In the past, the church has been used for impromptu gatherings, performances, picnics, and as a popular backdrop for photographers. Two of Reverend Williams’ daughters were married in the space.
In 2008, Spring Church was used in collaboration with artist Dan Flavin’s Constructed Light at the Pulitzer. Artists Rainer Kehres and Sebastian Hungerer strung 300 multi-colored lamps—donated by St. Louisans—across the open ceiling to create The Light Project. A photo of that stunning installation and more information can be found here. Other arts organizations participating in Constructed Light included CAM, Saint Louis Art Museum, and White Flag Projects.
At the preview, members of the design team led by Kiku Obata, middle, and McNealy Engineering’s Bill McNealy, above left, said that improvements to the church stabilized the structure while maintaining the architectural character of the building.
Obata added that the challenge of the design process was “to make the finished product look as natural and untouched as possible.” McNealy said it was quite a challenge to install steel beams under the walls to meet City of St.
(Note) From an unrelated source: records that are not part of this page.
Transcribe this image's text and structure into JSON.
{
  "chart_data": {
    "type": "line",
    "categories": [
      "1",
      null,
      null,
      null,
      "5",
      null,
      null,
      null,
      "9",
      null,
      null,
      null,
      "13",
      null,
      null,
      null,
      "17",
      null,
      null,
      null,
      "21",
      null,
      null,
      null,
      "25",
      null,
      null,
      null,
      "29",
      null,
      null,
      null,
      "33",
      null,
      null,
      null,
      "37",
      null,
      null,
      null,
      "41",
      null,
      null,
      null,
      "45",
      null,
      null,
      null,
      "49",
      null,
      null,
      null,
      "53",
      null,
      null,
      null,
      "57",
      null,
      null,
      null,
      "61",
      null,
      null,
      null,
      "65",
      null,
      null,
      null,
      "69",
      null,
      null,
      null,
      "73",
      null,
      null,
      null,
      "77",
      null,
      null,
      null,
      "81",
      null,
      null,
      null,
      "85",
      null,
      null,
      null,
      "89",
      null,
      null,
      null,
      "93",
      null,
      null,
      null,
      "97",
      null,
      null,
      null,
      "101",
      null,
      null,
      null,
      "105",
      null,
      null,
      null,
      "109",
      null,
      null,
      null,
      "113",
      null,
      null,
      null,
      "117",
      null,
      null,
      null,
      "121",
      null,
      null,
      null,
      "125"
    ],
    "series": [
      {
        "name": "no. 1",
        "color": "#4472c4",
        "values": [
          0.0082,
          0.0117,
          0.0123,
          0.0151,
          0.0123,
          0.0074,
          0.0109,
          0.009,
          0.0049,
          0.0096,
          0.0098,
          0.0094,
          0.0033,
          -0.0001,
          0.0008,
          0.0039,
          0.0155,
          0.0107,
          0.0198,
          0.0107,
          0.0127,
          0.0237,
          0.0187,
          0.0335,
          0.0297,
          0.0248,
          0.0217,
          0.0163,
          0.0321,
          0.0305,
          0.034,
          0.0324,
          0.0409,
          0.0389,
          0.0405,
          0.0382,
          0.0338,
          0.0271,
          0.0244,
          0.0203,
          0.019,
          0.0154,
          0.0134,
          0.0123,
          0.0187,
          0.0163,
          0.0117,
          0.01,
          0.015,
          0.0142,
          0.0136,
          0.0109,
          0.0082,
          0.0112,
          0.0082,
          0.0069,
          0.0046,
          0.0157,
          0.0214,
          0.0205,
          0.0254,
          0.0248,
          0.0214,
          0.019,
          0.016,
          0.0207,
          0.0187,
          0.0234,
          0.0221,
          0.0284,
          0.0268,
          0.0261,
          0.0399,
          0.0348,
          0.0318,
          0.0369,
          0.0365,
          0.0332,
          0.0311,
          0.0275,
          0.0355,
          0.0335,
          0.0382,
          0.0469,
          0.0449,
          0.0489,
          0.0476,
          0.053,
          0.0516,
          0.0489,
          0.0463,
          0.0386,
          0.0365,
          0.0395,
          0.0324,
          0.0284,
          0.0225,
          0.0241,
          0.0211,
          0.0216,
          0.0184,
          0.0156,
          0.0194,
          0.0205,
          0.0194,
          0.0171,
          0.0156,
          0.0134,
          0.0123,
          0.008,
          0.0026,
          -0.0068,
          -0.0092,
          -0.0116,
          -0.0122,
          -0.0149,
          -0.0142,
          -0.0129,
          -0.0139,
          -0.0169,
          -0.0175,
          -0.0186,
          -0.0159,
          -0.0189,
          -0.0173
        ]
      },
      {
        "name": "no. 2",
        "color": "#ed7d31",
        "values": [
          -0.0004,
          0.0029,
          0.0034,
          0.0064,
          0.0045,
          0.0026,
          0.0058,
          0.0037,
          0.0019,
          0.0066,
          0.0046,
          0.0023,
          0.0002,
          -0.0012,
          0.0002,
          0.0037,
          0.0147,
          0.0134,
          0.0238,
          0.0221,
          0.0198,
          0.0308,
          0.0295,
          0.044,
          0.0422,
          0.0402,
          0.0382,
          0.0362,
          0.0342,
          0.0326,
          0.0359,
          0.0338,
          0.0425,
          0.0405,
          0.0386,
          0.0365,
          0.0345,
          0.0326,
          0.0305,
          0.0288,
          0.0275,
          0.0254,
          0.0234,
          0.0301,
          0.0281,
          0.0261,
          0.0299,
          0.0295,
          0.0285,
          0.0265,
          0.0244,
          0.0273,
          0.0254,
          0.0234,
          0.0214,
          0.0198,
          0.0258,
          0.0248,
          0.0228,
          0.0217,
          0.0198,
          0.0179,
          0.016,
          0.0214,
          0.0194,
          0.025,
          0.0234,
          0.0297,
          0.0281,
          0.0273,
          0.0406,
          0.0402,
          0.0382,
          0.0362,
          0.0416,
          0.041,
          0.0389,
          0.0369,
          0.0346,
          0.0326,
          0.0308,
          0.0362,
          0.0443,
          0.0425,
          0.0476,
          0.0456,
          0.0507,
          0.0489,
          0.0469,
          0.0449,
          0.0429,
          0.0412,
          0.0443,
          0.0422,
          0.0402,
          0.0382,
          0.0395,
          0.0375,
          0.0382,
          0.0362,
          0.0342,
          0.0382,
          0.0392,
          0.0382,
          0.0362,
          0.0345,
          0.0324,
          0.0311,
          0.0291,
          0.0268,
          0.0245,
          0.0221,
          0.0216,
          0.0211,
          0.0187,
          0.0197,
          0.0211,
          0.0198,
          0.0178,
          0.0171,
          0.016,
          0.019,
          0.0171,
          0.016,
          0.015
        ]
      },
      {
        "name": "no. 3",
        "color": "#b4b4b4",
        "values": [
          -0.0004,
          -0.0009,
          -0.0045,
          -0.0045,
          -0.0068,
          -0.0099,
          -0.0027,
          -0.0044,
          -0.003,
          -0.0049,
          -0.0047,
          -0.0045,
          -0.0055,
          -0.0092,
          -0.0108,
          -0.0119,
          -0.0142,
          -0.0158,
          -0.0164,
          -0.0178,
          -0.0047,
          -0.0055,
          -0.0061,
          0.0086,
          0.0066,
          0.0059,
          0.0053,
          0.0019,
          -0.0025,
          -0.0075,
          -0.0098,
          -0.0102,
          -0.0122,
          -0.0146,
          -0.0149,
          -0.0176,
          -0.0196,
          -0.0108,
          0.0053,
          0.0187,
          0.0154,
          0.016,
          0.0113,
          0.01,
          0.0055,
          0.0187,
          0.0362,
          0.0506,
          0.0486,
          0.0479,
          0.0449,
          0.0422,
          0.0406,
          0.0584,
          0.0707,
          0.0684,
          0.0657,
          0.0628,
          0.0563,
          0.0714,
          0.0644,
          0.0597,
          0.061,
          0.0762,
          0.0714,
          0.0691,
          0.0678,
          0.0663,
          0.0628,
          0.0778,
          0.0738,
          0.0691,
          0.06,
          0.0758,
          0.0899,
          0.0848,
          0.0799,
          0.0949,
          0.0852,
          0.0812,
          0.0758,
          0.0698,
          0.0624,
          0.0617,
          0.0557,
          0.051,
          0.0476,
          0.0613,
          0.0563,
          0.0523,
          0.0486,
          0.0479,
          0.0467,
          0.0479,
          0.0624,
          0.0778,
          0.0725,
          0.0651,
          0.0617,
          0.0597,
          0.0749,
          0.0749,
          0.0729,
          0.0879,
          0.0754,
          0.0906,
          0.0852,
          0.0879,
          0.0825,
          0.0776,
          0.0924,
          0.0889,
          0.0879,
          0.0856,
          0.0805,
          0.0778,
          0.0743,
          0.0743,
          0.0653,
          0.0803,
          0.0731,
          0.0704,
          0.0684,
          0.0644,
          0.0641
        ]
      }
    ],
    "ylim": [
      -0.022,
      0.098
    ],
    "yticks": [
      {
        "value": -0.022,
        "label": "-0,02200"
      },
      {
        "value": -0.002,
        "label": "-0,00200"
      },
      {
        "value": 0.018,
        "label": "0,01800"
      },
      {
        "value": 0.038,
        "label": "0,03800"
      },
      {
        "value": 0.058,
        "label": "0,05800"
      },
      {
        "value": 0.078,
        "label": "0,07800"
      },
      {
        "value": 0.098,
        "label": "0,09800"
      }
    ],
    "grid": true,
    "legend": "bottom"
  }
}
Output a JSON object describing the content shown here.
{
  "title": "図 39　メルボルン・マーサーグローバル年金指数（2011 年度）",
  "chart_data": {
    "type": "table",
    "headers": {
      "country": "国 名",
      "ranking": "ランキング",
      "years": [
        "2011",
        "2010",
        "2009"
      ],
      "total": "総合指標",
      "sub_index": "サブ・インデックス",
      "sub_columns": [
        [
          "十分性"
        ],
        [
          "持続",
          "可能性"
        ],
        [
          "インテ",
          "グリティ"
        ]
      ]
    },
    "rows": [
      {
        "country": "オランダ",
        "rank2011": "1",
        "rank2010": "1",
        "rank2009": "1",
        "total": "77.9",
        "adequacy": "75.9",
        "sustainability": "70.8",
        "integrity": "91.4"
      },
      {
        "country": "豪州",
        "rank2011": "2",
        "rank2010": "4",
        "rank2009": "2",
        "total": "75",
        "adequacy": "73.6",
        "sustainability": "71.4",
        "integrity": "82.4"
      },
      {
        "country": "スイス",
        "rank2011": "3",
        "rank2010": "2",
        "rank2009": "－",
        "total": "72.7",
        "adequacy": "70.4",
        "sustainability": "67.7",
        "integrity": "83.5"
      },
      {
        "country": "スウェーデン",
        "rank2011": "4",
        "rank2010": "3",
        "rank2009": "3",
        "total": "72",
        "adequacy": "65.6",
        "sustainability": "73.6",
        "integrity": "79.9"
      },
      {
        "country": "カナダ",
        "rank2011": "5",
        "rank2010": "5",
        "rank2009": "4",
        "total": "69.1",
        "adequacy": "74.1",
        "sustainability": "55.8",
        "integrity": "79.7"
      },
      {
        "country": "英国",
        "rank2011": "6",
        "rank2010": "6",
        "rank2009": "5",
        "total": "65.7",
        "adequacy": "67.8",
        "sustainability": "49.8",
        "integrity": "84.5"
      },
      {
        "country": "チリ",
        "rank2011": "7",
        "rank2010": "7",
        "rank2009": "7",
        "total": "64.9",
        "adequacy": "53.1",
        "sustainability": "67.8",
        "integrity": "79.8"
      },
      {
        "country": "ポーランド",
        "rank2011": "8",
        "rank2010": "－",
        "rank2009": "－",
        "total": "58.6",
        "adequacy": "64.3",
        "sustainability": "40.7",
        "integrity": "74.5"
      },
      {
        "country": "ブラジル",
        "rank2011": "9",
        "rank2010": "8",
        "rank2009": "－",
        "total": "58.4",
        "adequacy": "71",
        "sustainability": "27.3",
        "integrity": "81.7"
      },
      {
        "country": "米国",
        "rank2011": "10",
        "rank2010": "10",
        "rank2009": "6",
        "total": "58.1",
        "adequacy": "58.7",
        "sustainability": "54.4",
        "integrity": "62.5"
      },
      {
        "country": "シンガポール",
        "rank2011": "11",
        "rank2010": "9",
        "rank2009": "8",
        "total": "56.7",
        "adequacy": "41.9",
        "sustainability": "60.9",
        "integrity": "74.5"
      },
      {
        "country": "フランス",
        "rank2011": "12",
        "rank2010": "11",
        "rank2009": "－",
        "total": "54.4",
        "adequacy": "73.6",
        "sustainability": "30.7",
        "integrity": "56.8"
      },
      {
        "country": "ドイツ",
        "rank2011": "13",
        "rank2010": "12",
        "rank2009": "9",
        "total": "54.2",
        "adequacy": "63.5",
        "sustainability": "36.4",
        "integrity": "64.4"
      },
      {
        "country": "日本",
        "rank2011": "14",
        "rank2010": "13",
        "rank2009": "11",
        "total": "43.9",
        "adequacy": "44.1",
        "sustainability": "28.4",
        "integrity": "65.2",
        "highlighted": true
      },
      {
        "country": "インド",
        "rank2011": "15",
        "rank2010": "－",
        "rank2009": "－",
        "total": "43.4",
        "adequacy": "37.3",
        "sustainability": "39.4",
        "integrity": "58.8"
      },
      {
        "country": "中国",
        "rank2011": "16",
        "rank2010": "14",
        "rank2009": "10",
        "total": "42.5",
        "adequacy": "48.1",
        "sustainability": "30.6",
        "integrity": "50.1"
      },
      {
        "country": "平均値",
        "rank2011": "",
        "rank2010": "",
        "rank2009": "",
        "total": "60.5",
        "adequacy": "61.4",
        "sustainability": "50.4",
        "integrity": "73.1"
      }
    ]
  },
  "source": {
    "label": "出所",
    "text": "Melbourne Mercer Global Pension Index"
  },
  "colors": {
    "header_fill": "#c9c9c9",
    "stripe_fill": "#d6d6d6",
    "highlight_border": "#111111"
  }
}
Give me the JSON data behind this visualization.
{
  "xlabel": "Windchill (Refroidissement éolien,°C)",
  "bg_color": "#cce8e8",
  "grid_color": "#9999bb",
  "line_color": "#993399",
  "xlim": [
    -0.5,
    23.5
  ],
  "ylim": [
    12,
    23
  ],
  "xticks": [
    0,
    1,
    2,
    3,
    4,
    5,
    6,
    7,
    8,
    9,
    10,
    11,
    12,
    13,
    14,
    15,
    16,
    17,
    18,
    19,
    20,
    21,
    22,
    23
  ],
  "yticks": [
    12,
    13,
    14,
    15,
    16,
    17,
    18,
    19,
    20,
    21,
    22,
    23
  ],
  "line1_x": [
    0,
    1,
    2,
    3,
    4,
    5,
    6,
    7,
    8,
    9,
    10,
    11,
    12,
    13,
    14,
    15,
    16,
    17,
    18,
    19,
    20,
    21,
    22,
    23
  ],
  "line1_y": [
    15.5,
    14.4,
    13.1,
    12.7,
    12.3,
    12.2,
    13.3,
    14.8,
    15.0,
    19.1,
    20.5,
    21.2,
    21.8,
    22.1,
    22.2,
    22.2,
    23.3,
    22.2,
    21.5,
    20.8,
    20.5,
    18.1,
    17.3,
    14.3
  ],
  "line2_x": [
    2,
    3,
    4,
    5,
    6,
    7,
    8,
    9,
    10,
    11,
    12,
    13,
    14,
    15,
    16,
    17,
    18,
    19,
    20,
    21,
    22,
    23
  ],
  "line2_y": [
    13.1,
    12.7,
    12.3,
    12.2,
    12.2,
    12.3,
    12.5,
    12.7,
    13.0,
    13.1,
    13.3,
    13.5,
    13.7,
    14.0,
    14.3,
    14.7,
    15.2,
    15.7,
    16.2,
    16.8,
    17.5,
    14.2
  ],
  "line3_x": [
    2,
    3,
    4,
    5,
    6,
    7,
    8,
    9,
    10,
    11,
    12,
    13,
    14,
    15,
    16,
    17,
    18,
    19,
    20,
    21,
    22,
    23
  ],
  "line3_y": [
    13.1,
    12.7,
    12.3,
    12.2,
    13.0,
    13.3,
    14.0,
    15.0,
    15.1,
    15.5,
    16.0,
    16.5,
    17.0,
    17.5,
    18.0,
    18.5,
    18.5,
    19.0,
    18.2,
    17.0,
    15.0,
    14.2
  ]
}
Louis code requirements.
Studio Land Grants’ Chris Carl (not photographed) said that window boxes filled with Virginia Creeper will be added to the interior so the vine, shown below, will once again cover both the interior and exterior walls. “It will grow quickly,” he said, “that vine is like a hydra head.”
The lot adjacent to Spring Church was also acquired by the Pulitzer Arts Foundation and has been transformed into a publicly accessible green space.
That site was formerly a 3-story apartment building built in 1905 by well-known architect Theodore Link. Link and his family lived in the L-shaped building until the time of his death in 1923.
Studio Land Arts’ Chris Carl, who also designed Park-Like. said that his team tried to leave as much of the Link building’s foundation in place when planning the green space—in fact, the coal chute and other parts of the foundation are part of the landscape, above left. “We disturbed as little as possible, though we literally pulled out a kitchen sink.”
Along Spring Avenue, there is a grouping of trees and shrubs that were planted and maintained for many years by a kindly neighbor. The guerrilla gardener told Carl that he found the plant materials in alleys (Bowood Farms’ dumpsters were mentioned as a source). Those plantings remain.
Another interesting detail in the green space is one that is also found in Park-Like. Building materials found on the site are incorporated into the design. Walkways are made of permeable surfaces to capture rainwater, and native plant materials have been added.
There was a public event in July featuring work by artist Jordan Weber titled All our Liberations. The week-long exhibition also included work by St. Louis storyteller and poet Cheeraz Gorman. Read more about it here.
A formal opening for Spring Church is scheduled for October with a performance by Saint Louis Symphony’s InUnison Chorus. Other partnerships, artist projects, and community collaborations will be announced this fall. The site will always be free and publicly accessible, and therefore not available for private events.
Spring Church and adjacent green space, as well as Park-Like, are open to the public daily, from sun-up to sun-down.